BM 6 ana organdan oluşur. Bu organlardan en önemlisi ise BM Güvenlik Konseyidir. 15 üyeden oluşan konseyin 5 asil üyesi vardır (ABD, İngiltere, Fransa, Rusya, Çin). Bu üyelerden herhangi biri alınacak kararlarda, oy çokluğu ne kadar çok olursa olsun veto ettiği bir karar konseyden çıkmamaktadır. Bu da konseyin ve dahi BM bu 5 devletin emrinde olduğunu göstermektedir.

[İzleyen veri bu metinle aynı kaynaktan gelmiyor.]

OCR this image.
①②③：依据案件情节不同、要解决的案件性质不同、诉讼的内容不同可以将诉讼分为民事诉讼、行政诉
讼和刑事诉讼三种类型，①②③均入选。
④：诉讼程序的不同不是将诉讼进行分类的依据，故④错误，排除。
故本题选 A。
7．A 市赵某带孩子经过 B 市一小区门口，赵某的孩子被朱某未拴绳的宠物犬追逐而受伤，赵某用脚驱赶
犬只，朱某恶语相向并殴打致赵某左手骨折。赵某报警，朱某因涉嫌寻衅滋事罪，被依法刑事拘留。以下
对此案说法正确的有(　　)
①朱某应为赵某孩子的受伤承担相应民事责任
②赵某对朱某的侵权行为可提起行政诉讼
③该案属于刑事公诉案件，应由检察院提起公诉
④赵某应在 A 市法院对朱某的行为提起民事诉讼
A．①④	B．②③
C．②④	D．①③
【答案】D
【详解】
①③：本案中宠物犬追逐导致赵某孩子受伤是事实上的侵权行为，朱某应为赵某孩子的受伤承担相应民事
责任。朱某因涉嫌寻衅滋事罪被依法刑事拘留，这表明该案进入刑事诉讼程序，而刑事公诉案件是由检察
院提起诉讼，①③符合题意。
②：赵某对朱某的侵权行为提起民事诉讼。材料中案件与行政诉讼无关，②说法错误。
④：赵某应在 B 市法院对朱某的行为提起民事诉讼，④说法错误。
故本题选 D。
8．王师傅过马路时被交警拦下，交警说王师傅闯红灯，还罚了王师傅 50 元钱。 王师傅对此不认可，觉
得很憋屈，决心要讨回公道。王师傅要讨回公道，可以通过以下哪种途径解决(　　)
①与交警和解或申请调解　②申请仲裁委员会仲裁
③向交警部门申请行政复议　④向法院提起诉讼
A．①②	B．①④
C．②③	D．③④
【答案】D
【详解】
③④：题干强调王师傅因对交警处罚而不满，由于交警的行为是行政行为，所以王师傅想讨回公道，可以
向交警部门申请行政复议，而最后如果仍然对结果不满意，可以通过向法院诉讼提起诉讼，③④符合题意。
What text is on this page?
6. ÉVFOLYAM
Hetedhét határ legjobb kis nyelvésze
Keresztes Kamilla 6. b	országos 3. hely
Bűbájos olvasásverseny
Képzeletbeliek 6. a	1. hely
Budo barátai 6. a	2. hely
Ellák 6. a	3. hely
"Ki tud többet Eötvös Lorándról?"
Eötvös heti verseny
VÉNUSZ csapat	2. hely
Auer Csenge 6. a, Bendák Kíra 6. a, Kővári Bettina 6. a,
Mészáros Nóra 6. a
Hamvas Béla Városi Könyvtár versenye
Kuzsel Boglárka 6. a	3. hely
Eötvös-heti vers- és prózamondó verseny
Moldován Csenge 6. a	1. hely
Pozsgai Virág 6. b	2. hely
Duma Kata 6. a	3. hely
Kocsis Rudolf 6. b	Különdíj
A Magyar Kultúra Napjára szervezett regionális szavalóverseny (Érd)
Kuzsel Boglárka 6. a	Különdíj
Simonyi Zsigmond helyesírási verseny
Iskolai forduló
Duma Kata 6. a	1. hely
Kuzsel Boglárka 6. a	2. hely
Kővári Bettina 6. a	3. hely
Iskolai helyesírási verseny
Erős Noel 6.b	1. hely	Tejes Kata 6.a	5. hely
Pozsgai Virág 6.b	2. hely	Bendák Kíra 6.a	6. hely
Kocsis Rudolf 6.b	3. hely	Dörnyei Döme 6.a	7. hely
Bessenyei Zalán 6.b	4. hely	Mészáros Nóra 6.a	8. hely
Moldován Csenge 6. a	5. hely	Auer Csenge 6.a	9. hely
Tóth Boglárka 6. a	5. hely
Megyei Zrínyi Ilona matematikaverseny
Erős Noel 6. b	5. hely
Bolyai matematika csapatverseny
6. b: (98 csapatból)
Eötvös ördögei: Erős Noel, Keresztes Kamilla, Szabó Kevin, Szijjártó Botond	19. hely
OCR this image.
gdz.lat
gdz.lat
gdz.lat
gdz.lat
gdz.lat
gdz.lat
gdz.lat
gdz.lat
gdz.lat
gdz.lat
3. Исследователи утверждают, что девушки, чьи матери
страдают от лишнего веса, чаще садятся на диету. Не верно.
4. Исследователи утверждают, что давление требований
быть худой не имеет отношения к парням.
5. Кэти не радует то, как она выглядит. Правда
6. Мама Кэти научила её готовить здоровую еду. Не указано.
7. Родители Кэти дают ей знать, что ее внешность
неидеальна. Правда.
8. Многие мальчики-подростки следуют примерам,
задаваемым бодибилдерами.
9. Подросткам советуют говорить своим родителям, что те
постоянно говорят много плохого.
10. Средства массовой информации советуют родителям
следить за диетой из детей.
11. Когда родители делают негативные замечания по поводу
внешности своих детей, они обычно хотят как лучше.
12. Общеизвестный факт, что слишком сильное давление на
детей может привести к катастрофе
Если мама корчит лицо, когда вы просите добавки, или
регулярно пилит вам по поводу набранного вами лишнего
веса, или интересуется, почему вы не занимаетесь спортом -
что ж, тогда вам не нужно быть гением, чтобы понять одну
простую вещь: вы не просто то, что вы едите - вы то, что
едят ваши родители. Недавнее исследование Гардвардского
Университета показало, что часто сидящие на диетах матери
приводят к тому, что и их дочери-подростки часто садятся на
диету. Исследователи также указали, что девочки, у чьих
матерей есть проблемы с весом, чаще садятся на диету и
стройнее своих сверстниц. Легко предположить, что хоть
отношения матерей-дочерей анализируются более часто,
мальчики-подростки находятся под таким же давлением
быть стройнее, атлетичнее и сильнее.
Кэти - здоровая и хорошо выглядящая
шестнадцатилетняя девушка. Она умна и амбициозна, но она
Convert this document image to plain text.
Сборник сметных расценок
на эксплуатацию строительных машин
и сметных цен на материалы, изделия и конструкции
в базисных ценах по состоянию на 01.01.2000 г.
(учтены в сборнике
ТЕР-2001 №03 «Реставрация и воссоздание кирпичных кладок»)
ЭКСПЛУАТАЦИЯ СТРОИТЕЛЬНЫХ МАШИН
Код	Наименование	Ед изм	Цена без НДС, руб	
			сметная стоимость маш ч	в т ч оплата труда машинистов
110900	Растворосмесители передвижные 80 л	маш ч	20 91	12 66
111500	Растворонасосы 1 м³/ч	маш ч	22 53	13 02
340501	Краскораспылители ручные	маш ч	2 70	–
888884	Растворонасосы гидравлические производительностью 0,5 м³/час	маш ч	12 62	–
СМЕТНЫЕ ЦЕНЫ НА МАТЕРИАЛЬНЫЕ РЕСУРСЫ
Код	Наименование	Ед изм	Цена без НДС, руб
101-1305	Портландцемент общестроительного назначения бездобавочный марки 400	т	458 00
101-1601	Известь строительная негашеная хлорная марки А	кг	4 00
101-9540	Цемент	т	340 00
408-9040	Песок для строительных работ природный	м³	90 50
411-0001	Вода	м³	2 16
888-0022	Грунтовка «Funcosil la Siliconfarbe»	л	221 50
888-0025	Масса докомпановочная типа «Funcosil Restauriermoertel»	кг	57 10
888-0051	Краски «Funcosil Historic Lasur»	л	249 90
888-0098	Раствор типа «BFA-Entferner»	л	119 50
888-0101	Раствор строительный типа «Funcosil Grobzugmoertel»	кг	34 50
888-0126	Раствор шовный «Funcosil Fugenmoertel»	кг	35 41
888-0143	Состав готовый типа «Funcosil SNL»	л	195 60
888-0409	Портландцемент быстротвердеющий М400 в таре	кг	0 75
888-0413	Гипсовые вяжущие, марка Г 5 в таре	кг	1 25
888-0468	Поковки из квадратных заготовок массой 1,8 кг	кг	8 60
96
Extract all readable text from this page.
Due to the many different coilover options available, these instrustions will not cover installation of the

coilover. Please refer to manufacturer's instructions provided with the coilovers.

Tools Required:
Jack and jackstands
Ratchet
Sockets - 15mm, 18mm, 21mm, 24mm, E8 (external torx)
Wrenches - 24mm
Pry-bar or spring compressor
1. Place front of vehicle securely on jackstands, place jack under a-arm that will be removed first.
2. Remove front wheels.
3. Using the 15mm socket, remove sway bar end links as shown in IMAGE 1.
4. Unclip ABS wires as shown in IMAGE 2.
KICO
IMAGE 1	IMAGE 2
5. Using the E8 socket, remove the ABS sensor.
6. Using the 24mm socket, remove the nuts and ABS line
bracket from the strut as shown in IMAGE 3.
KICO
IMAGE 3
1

Şeytanla El Sıkışmak-Birleşmiş Milletler

Mehmet Akçam

BM (Birleşmiş Milletler) 24 Ekim 1945’te, dünya barışını, güvenliğini korumak ve uluslar arasında ekonomik, toplumsal ve kültürel bir iş birliği oluşturmak için kurulmuş, uluslararası bir örgüttür. Birleşmiş Milletler fikri ilk kez dönemin ABD başkanı F.D. Roosevelt tarafından ortaya çıkmıştır. 2. Dünya Savaşından sonra mihver devletlerine karşı birleşmeyi öngören bir birliktelik de diyebiliriz. Yapı itibariyle BM 6 ana organdan oluşur. Bu organlardan en önemlisi ise BM Güvenlik Konseyidir. 15 üyeden oluşan konseyin 5 asil üyesi vardır (ABD, İngiltere, Fransa, Rusya, Çin). Bu üyelerden herhangi biri alınacak kararlarda, oy çokluğu ne kadar çok olursa olsun veto ettiği bir karar konseyden çıkmamaktadır. Bu da konseyin ve dahi BM bu 5 devletin emrinde olduğunu göstermektedir.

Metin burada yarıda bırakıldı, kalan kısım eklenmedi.